Key Highlights of Trump's Executive Order
- Association Health Plans (AHPs): The executive order directs the DOL to consider adopting a broader interpretation of the Employee Retirement Income Security Act (ERISA), which could potentially allow employers in the same line of business anywhere in the country to join together to offer health insurance coverage to their employees.
- Short-Term, Limited Duration Insurance (STLDI): The executive order directs federal agencies to consider ways of expanding coverage through low-cost STLDI, which is not subject to certain ACA rules. The tri-agencies are being asked to consider updating rules on short-term limited duration insurance to allow plans to last as long as 12 months and be renewable. These policies are not required to follow several of the ACA mandates, including covering Essential Health Benefits (EHBs), prohibiting annual limits, offering coverage for pre-existing conditions or ensuring Medical Loss Ratios (MLRs) are met. Currently, these policies can only be sold for periods of three months or less and cannot be renewed after a total of three months.

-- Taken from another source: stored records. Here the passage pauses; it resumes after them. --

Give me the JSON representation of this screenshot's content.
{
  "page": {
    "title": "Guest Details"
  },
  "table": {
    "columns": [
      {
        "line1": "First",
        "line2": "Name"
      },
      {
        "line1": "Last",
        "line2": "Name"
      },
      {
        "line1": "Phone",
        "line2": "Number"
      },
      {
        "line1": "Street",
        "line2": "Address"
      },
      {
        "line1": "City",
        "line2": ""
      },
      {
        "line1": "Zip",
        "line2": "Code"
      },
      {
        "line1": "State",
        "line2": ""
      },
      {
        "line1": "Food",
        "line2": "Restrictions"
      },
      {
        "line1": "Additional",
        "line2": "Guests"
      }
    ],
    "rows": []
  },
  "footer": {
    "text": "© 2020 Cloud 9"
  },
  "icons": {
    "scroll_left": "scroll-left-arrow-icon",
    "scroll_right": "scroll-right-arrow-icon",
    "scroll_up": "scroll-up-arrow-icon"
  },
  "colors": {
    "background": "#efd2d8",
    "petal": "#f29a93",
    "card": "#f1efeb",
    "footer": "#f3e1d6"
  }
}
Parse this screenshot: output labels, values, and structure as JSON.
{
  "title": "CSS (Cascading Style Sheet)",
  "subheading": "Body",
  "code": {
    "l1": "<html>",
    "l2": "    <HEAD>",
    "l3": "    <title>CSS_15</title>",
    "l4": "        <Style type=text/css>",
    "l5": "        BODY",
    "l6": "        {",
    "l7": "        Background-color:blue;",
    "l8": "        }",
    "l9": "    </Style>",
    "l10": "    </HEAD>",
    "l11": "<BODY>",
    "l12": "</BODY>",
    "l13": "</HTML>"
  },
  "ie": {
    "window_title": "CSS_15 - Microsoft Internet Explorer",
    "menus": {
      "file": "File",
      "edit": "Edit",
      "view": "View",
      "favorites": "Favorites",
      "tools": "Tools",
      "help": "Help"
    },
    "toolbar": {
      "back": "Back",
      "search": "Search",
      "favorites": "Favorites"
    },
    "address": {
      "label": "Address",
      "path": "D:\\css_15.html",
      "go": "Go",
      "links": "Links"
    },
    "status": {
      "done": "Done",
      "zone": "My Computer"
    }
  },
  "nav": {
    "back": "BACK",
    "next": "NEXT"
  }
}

- Health Reimbursement Arrangements (HRAs): The executive order directs federal agencies to consider changes to the rules regulating HRAs so that employers can make better use of these arrangements for their employees. The Administration specifically focused on three HRA rules it wants the agencies to consider modifying: making employer HRA contributions tax deductible, allowing HRA funds to be used for premium reimbursement, and allowing HRAs to be used in conjunction with non-group coverage.